«Non torniamo per l’ennesima volta a dividerci per simpatie e antipatie, a pensarci come pericoli reciproci da neutralizzare. Un grande partito popolare come il Pd ha bisogno di tutti, di Olivi e di Borgonovo Re, e le convergenze si trovano sulla linea politica». Michele Nicoletti, ex segretario del Pd trentino e oggi deputato, rilancia il tentativo di arrivare al congresso del 29 maggio con una maggioranza larga.
C. Bert, "Trentino", 21 marzo 2016
E insiste a non scartare la disponibilità del vicepresidente della Provincia a candidarsi: «In un partito che si vive come squadra si può anche spostare un giocatore».
Nicoletti, cosa risponde a chi, come Manica, obietta che una maggioranza che tiene dentro da Olivi a Borgonovo Re non regge perché rappresentano due approcci al governo e alla coalizione che si sono scontrati per anni? Io penso che chi sostiene questo fa una ricostruzione sbagliata e strumentale. Ci si confronta sulle questioni politiche, e allora uno dovrebbe dire quali sono i nodi politici di frattura. Io posso vedere delle differenze di metodo e di carattere, ma Donata Borgonovo Re quando era assessora attuava un piano della giunta, non certo scelte di tipo non governativo. Francamente quella che è stata una delle brutte pagine di questa legislatura ha avuto ben poco di politico. Se io dovessi mettermi a un tavolo su alcuni punti politici e si trovasse una convergenza, non vedo dove sarebbe il problema, se non nella regressione infantile del Pd alle simpatie e antipatie, amici-nemici, costruita ad arte.
Parliamo allora di politica. Quali sono i nodi che secondo lei il Pd dovrà sciogliere al congresso? Innanzitutto come Pd trentino dovremo pronunciarci sul processo di riforma costituzionale che si concluderà con il referendum. Io penso che ci possono essere alcuni punti discutibili, ma la direzione è positiva dopo tanti anni di stagnazione. E se il processo di riforma dovesse impantanarsi, ci assumeremmo una responsabilità storica. Nel Pd c’è chi come Dorigatti ha detto che non sa ancora come voterà al referendum. È una posizione assolutamente legittima ma è una linea politica alternativa alla mia.
Altre questioni?

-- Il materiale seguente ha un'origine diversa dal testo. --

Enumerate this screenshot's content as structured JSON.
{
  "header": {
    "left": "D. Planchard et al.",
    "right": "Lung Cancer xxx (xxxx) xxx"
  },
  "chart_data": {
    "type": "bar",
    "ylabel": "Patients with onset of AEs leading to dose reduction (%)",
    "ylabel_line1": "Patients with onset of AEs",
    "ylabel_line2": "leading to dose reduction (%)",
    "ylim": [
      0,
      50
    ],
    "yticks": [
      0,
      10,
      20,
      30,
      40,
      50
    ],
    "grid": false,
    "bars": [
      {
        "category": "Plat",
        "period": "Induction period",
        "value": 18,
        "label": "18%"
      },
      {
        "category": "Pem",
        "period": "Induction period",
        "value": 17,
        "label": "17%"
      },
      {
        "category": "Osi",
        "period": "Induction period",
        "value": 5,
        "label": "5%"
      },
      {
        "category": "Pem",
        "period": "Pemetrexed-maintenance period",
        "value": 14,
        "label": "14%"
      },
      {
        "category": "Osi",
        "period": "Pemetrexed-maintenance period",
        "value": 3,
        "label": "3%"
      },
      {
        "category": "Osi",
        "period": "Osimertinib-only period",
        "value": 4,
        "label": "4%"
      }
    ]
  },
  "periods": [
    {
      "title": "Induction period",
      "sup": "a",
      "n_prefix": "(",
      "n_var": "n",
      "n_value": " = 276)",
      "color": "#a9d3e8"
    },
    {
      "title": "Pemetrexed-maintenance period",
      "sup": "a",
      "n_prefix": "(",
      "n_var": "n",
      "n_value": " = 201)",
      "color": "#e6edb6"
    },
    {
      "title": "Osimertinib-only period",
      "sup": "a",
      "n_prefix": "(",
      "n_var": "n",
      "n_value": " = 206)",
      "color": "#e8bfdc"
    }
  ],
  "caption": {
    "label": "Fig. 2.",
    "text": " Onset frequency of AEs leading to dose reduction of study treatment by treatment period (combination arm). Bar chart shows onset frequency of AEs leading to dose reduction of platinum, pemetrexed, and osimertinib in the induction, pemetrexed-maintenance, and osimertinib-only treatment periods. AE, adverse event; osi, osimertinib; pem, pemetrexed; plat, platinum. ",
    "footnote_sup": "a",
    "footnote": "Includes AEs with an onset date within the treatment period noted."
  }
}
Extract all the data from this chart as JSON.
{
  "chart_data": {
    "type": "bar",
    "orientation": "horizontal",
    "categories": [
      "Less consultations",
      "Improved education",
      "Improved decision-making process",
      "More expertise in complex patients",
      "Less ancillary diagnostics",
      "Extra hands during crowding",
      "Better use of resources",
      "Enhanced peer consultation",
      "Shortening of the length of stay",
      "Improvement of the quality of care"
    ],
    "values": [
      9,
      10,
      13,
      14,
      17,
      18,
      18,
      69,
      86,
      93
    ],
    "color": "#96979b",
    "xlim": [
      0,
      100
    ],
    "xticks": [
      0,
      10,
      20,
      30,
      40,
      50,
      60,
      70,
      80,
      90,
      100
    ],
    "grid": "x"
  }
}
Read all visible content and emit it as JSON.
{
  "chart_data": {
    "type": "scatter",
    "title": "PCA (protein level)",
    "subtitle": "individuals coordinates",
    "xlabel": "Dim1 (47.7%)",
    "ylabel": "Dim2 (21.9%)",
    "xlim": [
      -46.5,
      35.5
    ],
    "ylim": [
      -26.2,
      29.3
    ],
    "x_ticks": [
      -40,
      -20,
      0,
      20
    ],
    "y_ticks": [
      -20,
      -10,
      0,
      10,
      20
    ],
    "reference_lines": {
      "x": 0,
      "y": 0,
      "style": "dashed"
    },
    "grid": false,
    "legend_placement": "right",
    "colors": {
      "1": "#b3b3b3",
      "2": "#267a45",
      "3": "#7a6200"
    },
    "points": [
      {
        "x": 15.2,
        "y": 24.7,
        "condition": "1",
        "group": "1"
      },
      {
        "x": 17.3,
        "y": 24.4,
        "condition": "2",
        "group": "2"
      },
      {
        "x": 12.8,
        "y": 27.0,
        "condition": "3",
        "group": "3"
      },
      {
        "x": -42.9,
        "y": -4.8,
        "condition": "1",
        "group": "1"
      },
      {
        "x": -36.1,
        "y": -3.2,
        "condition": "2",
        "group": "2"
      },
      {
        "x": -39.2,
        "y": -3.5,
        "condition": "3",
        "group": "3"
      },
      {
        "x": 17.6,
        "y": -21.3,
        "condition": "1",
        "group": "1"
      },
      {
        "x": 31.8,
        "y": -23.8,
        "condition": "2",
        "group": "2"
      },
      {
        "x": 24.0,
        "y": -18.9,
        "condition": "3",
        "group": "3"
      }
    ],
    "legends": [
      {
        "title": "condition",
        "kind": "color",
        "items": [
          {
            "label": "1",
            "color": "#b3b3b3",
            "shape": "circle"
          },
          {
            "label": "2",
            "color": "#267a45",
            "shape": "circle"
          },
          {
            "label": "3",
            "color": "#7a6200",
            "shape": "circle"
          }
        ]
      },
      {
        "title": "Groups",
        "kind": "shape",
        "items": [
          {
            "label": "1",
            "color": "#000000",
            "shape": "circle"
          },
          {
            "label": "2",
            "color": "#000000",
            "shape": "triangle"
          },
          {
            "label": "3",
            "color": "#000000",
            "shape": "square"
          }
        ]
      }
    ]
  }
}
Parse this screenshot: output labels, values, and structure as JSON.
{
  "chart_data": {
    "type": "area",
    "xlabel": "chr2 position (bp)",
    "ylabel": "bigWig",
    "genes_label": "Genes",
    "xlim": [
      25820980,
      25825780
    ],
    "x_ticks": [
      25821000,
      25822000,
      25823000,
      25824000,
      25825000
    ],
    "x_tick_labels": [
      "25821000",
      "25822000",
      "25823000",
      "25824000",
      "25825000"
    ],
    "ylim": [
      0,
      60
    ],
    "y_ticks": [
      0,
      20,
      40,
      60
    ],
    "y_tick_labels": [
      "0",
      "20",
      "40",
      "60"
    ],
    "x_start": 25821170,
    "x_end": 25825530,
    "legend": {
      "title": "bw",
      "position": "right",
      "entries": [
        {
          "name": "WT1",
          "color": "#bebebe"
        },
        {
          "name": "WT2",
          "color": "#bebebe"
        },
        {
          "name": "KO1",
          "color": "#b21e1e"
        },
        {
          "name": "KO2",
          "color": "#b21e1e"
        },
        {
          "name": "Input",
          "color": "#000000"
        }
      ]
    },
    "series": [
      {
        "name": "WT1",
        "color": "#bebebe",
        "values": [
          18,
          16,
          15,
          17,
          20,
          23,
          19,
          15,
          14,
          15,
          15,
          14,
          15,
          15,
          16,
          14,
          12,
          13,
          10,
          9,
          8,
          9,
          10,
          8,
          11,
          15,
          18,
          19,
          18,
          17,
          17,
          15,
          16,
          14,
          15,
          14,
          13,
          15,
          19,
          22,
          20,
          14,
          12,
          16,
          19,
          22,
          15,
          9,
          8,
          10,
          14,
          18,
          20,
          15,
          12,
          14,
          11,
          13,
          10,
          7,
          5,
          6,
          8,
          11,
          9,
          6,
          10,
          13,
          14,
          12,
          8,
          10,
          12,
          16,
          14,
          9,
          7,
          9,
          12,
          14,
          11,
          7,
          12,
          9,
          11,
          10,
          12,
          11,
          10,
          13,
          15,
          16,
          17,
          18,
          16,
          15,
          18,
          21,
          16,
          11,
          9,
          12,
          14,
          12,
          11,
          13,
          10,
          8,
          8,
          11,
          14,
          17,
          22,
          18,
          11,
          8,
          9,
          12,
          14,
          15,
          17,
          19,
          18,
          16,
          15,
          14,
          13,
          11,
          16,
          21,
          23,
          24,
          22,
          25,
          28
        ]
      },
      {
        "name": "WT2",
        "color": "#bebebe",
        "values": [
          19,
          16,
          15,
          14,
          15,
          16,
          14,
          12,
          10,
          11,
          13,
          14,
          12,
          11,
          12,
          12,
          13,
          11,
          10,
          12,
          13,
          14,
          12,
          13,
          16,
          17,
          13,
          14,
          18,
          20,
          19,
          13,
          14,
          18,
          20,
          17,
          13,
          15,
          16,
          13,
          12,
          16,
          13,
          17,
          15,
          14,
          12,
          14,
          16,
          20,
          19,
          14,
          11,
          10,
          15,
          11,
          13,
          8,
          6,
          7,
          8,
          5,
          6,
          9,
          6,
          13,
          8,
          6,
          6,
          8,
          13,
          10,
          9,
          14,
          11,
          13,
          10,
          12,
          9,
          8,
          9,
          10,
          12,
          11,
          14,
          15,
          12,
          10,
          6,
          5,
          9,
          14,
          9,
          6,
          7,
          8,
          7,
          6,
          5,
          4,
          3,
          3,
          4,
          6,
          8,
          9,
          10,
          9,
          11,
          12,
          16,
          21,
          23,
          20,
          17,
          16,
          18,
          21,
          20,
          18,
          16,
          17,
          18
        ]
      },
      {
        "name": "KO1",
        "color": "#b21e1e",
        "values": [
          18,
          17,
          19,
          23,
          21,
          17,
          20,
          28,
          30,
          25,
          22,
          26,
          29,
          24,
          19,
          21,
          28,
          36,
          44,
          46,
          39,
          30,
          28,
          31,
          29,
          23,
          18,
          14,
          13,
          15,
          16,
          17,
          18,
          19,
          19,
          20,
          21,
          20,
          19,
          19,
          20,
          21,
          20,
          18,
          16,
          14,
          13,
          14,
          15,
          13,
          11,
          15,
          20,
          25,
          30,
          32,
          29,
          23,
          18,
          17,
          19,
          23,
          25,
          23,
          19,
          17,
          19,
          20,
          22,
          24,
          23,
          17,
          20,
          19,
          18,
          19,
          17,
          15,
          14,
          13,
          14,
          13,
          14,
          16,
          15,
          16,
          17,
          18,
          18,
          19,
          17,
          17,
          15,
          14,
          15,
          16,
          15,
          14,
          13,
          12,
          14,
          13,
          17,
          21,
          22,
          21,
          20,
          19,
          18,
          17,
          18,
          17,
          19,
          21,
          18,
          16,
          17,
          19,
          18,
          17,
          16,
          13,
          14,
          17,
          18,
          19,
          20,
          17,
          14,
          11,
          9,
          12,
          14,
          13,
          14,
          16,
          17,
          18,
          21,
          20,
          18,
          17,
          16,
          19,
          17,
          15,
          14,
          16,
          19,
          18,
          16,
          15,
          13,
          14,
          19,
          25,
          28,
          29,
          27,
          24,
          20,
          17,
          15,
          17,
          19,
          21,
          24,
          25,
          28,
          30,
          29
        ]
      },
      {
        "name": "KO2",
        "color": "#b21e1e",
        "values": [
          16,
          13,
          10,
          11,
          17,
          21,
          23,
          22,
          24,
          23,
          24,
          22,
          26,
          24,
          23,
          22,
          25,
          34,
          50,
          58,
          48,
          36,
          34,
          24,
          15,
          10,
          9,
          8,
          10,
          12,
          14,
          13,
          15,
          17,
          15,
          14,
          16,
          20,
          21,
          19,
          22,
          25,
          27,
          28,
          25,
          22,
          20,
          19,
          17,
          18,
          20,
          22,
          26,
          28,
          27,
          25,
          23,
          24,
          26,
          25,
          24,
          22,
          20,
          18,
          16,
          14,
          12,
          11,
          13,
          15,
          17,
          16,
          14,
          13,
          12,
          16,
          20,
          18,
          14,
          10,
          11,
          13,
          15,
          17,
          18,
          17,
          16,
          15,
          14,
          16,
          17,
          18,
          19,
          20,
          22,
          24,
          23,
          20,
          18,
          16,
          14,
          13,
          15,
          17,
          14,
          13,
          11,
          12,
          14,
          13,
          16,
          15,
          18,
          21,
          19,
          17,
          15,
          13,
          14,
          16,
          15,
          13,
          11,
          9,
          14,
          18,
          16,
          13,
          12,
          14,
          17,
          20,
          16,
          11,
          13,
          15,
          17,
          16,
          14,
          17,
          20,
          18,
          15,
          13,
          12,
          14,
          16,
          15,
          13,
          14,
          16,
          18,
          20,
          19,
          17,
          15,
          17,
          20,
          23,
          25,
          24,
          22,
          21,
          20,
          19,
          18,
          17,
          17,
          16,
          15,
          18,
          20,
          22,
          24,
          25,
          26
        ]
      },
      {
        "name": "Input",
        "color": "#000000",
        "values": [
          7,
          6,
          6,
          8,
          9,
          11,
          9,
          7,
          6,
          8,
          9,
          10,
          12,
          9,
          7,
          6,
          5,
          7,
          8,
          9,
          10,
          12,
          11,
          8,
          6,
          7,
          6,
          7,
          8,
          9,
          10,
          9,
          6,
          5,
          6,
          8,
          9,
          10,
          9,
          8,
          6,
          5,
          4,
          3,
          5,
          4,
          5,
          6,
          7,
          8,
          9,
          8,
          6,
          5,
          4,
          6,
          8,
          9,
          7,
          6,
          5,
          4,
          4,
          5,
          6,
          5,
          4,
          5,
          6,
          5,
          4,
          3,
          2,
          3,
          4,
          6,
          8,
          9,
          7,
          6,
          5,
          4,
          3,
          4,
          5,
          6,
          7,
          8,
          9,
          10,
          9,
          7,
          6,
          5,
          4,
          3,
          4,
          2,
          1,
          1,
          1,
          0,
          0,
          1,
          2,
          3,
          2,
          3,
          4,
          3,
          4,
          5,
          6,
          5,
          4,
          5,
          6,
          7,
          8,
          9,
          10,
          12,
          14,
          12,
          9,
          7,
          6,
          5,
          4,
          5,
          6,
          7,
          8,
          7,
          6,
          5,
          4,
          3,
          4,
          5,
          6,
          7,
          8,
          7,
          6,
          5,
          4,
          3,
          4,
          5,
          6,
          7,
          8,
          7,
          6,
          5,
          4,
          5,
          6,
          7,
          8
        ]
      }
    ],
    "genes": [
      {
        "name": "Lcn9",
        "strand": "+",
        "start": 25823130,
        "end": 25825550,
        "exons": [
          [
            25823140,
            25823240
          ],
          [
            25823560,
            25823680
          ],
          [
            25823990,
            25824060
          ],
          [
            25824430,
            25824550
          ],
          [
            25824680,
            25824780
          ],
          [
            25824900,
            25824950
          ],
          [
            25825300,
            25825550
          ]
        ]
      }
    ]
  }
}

Il congresso dovrà dire come rilanciamo la nostra specialità, perché l’Italia si aspetta da noi delle buone ragioni per mantenere la nostra autonomia. E sarà importante anche per dimostrare che il Trentino non va solo a rimorchio di Bolzano e della Svp.
Poi c’è il tema della guida della Provincia nel 2018. Giusto porre oggi la questione della contendibilità della leadership di Ugo Rossi? Non per il gusto del contendere, ma perché il primo partito della coalizione ha il dovere di arrivare a quella scadenza con proposte di idee e di persone. Nel 2013 abbiamo fallito, questa volta partiamo per tempo. Per questo il congresso non può limitarsi a trovare di nuovo un traghettatore, sarebbe un’occasione persa.
Teme questa opzione? Il pericolo c’è. C’è chi ha interesse a lasciare tutto nel vago.
Lei ha detto che Olivi è una risorsa per la segreteria. Oggi viene prima l’impegno in giunta o la guida del Pd? Io ragiono in termini di squadra, una cosa che il Pd trentino non ha saputo fare. Una squadra dovrebbe riunirsi e dire: che formazione mettiamo in campo? Ovviamente il vicepresidente della giunta è il numero uno del partito, lo so perché ho fatto il segretario del Pd. Quindi capisco chi dice che quello è il posto di maggiore importanza. Ma capisco anche che dentro un gioco di squadra si possa anche spostare un giocatore, anche perché Olivi non rinuncerebbe al mandato di consigliere che gli è stato dato dal popolo. Se invece vogliamo eternamente riproporre uno schema per cui rappresentiamo dei pericoli reciproci, e il gioco è di neutralizzarci gli uni gli altri, un congresso fatto con questa logica non porterà risultati.
Si riferisce a timori su chi potrebbe subentrare a Olivi? Questo, ma anche a quello che è successo con Borgonovo, dove il tema è stato l’eliminazione invece della valorizzazione. Lo stesso mi pare si stia facendo nei confronti di Olivi, dove c’è la preoccupazione di neutralizzare la sua disponibilità. Chi non capisce che il Pd ha bisogno di tutti, e senza un pezzo il Pd è più povero, è qualcuno che ha una mentalità settaria. I grandi partiti popolari sono plurali e tengono insieme differenze molto significative.